Tuesday, January 03, 2017

Cycle


THIS snake didn’t make it to the new year.

On the morning of the last day of the old year, I came upon several loops of black while wading in the low-tide pools along the coast in Badian.

The coils of what first resembled a discarded rubber tube had several flies hovering around one end, which used to be the head until someone or something took it off. About to touch the sinuous pile, I was sharply commanded by the husband to “leave it alone”.

Why? I walked away, curious. What had happened to the sea snake? Was it trapped in the shallows when the sea receded? Did one of the dogs roaming the shore come upon it? Why take away only the head?

These questions may not have bothered the hovering flies at all.

Yearends give birth to rituals. There’s more than a core of superstition in the attempt to look back and probe.

What for?

The desire to get away, even for a few days, moves our family strongest at the close of the year. For 360 or so days, we pursue different paths. Before the cycle ends and the next 365 days begin, we agree to disconnect and retreat for some quiet.

Anyone who knows the sea will disagree: the sea is anything but quiet.

Because the second to the last day of this year coincided with high tide, the susurrous sea was drowned out by the families that turned out to enjoy Jose Rizal’s birth anniversary.

The very young are awake even when dawn is still a lavender mantle in the horizon. They are joined by the very old. Those representing two extremes—farthest and closest to mortality—know better than to waste a day.

Our rooms overlooked a wide sandbar, where children played games from way before technology imposed an embargo on childhood. Shrieks and laughter pierced the air as I watched the children scamper on the sand, playing “tubig-tubig,” Japanese game, and a convoluted game of tag-the-It.

When the waves breached the farthermost ring of corals and rocks and the sea rushed in, the children were ready.

Mothers have no equal as watchers but fathers create the most fun for children. Naturally upholstered with generous bellies, fathers—with several youngsters hanging on to their biceps—
leaped and met the waves, a most inelegant sight but perhaps the most puissant of memories enduring past childhood.

When the sea began its retreat, the cycle was mirrored on humans. First, the young were cradled or dragged, protesting, for a rinse and the tearful ride home. Only the strongest and the most tested of swimmers stayed to test the depths.

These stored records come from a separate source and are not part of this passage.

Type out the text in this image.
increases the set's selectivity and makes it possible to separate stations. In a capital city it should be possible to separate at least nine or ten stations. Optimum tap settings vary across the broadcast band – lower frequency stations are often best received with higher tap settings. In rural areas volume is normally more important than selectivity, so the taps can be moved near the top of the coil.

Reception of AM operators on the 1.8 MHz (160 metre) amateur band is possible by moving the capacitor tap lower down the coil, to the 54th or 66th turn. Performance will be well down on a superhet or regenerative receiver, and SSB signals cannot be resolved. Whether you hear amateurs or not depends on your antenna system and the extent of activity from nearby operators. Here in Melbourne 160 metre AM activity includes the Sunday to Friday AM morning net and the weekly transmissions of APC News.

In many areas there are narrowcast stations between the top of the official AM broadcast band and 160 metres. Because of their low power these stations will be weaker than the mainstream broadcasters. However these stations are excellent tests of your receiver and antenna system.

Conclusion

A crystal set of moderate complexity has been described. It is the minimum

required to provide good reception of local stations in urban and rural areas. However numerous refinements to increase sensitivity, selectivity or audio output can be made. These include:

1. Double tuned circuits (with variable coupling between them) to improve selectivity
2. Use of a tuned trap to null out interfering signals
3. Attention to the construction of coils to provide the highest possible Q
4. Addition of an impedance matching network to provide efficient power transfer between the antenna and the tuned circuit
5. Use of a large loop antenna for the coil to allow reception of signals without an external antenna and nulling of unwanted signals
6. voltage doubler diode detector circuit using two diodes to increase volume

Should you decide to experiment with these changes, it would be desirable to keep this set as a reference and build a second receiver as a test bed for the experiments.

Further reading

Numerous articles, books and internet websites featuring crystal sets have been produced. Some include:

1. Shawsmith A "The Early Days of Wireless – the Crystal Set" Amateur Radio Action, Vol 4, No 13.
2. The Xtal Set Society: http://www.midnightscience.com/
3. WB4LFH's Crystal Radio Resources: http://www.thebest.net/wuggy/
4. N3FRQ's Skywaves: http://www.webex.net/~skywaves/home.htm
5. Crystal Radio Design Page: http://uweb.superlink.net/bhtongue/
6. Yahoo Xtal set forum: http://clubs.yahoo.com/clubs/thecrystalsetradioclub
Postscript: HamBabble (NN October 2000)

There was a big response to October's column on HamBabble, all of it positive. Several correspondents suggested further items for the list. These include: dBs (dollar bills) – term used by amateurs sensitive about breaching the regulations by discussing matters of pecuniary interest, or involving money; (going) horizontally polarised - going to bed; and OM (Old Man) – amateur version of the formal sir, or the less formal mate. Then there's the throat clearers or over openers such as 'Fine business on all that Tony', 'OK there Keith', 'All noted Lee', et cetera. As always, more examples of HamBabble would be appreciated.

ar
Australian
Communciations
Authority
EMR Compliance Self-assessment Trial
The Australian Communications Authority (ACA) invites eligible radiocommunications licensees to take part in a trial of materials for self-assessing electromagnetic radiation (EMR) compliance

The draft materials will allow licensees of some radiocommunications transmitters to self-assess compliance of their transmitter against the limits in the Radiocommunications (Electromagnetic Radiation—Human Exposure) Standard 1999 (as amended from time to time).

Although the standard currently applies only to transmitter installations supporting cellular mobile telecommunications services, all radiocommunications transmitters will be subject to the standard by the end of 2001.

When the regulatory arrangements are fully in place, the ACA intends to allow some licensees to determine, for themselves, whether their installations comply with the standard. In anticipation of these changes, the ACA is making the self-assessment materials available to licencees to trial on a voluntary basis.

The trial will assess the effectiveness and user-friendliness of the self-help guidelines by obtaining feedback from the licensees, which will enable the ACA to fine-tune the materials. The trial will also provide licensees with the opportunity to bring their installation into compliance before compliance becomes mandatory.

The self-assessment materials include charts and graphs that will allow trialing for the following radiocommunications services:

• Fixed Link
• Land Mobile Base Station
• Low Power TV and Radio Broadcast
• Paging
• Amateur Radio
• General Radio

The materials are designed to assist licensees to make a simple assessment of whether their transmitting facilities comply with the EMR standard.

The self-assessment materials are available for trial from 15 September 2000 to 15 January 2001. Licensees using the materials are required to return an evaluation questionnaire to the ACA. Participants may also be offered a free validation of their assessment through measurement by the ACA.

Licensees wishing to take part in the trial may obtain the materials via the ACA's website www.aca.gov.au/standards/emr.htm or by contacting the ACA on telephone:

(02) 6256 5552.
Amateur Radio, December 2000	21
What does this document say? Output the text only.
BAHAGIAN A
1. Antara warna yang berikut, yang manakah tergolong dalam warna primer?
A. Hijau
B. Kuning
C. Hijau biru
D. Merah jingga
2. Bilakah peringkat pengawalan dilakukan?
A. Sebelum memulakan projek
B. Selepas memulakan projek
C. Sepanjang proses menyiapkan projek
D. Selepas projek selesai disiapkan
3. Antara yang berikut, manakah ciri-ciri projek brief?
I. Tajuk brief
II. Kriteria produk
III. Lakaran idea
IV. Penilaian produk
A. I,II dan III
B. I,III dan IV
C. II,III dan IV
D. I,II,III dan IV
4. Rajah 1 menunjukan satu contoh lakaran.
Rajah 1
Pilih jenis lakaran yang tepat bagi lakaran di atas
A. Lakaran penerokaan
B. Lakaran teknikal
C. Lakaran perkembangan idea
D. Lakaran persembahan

As the human universe retracted, the sea reasserted itself. It has never been quiet. It is never quiet. Whistles, murmurs, creaks, crashes, rustles, lisps, pops. I gingerly picked my way, during ebbtide, among rocks, corals, and seaweed.

This breakwater looked like a wasteland. True, there were too many discarded liquor bottles to count. But the corals, like underwater cacti, were reviving with the inflow of the tides.

Between the crevices were sea urchin, each spiny creature a universe unto itself. Even in the driest pocket lurked a sense of waiting for the waters to return and restore life, color, surge.

Except for the dead sea snake. It was now food for the gods.